August 17, 2016

Earthrise Files Suit to Stop Logging of Popular Recreation Site in The Ochoco National Forest

On Monday Earthrise attorney Tom Buchele filed a lawsuit to challenge proposed heavy logging at Walton Lake, a popular area in eastern Oregon.

On Monday Earthrise attorney Tom Buchele, representing the League of Wilderness Defenders/ Blue Mountains Biodiversity Project, filed a lawsuit to challenge proposed heavy logging at Walton Lake, the most popular recreation area in the Ochoco National Forest, in eastern Oregon.

The Paulia Ranger District is trying to circumvent environmental impact reviews and go ahead with logging projects whose cumulative impact would have a devastating effect on the Ochoco. The Forest service is using a loophole in the environmental review process called Categorical Exclusion. The practice dodges the requirement for a full Environmental Assessment or Environmental Impact Statement, eliminating disclosure of full environmental impact information to the public.

“The Forest Service claims this logging is needed to eliminate root rot, yet logging is well documented in the science to spread root rot, thus defeating the stated purpose and need for the timber sale,” says Karen Coulter, Director of the League of Wilderness Defenders’ Blue Mountains Biodiversity Project.

The Forest Service has admitted the planned logging would ravage the area, removing virtually all Grand firs and Douglas firs—including large old growth trees.
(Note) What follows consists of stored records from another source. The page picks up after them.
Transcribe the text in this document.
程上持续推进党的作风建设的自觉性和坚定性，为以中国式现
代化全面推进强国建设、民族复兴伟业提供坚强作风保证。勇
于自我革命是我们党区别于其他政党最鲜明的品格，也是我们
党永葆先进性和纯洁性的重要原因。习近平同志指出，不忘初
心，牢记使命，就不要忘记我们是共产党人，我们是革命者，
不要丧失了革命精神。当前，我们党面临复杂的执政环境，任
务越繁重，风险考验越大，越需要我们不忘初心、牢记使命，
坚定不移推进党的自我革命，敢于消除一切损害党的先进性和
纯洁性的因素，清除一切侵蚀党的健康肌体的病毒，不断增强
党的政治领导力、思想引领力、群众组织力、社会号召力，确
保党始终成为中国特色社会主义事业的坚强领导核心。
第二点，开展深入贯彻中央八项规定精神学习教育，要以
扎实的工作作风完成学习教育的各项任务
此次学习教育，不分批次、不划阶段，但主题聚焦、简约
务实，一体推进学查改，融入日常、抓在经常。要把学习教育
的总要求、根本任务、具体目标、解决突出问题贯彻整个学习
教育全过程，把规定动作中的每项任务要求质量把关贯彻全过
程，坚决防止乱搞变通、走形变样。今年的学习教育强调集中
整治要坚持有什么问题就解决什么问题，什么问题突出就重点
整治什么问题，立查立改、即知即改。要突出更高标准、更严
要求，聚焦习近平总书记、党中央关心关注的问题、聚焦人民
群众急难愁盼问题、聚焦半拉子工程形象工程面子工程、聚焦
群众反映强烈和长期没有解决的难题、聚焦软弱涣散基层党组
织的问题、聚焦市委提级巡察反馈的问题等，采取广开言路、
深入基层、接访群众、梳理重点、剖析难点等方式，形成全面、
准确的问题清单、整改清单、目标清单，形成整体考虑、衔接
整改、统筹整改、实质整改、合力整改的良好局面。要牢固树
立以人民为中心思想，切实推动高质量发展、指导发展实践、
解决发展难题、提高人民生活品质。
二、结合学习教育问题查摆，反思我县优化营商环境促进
The plan would also include commercially logging additional large fir near the lake in an area unaffected by root rot.

 “The heavy logging proposed would artificially convert naturally moist mixed conifer old growth forest to dry Ponderosa pine lacking much of the original large tree structure,” Coulter adds, “Such a controversial timber sale should not be allowed to go forward without full environmental impacts analysis and full opportunity for the public to comment and raise objections.”

Co-counsel on this case is Earthrise alum Jesse Buss out of Oregon City.  Blue Mountains Biodiversity Project is a project of the League of Wilderness Defenders based in eastern Oregon dedicated to protecting and restoring native forest and high desert ecosystems on four National Forests—the Ochoco, Umatilla, Malheur, and Deschutes—and the Prineville Bureau of Land Management District

 

 The forest is loved for its canyons and soaring pinnacles including a pair of volcanic plugs called the Twin Pillars.

 The forest is loved for its canyons and soaring pinnacles including a pair of volcanic plugs called the Twin Pillars.